From: KOSAKI Motohiro
Date: Mon Nov 29 2010 - 04:31:16 EST


Hi

> On Tue, Nov 23, 2010 at 12:35:31AM -0800, Dave Hansen wrote:
>
> > I wish. :) The best thing to do is to watch stuff like /proc/vmstat
> > along with its friends like /proc/{buddy,meminfo,slabinfo}. Could you
> > post some samples of those with some indication of where the bad
> > behavior was seen?
> >
> > I've definitely seen swapping in the face of lots of free memory, but
> > only in cases where I was being a bit unfair about the numbers of
> > hugetlbfs pages I was trying to reserve.
>
> So, Dave and I spent quite some time today figuring out was going on
> here. Once load picked up during the day, kswapd actually never slept
> until late in the afternoon. During the evening now, it's still waking
> up in bursts, and still keeping way too much memory free:
>
> http://0x.ca/sim/ref/2.6.36/memory_tonight.png
>
> (NOTE: we did swapoff -a to keep /dev/sda from overloading)
>
> We have a much better idea on what is happening here, but more questions.
>
> This x86_64 box has 4 GB of RAM; zones are set up as follows:
>
> [ 0.000000] Zone PFN ranges:
> [ 0.000000] DMA 0x00000001 -> 0x00001000
> [ 0.000000] DMA32 0x00001000 -> 0x00100000
> [ 0.000000] Normal 0x00100000 -> 0x00130000
> ...
> [ 0.000000] On node 0 totalpages: 1047279
> [ 0.000000] DMA zone: 56 pages used for memmap
> [ 0.000000] DMA zone: 0 pages reserved
> [ 0.000000] DMA zone: 3943 pages, LIFO batch:0
> [ 0.000000] DMA32 zone: 14280 pages used for memmap
> [ 0.000000] DMA32 zone: 832392 pages, LIFO batch:31
> [ 0.000000] Normal zone: 2688 pages used for memmap
> [ 0.000000] Normal zone: 193920 pages, LIFO batch:31

This machine's zone size are

DMA32: 3250MB
NORMAL: 750MB

This inbalance zone size is one of root cause of the strange swapping
issue. I'm sure we certinally need to fix our VM heuristics. However
there is no perfect heuristics in the real world and we can't make it.
Also, I guess a bug reporter need practical workaround.

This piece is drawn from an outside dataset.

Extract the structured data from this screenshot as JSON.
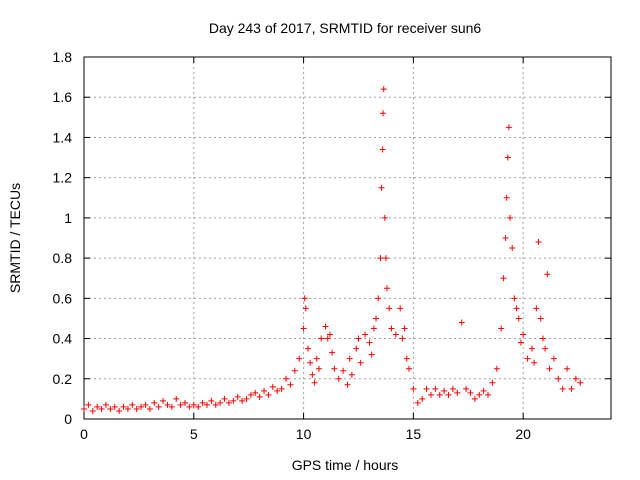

Then, I wrote following patch.

if you pass a following boot parameter, zone division change to
dma32=1G + normal=3G.

in grub.conf

kernel /boot/vmlinuz ro root=foobar .... zone_dma32_size=1G


I bet this one reduce your head pain a lot. Can you please try this?
Of cource, this is only workaround. not truth fix.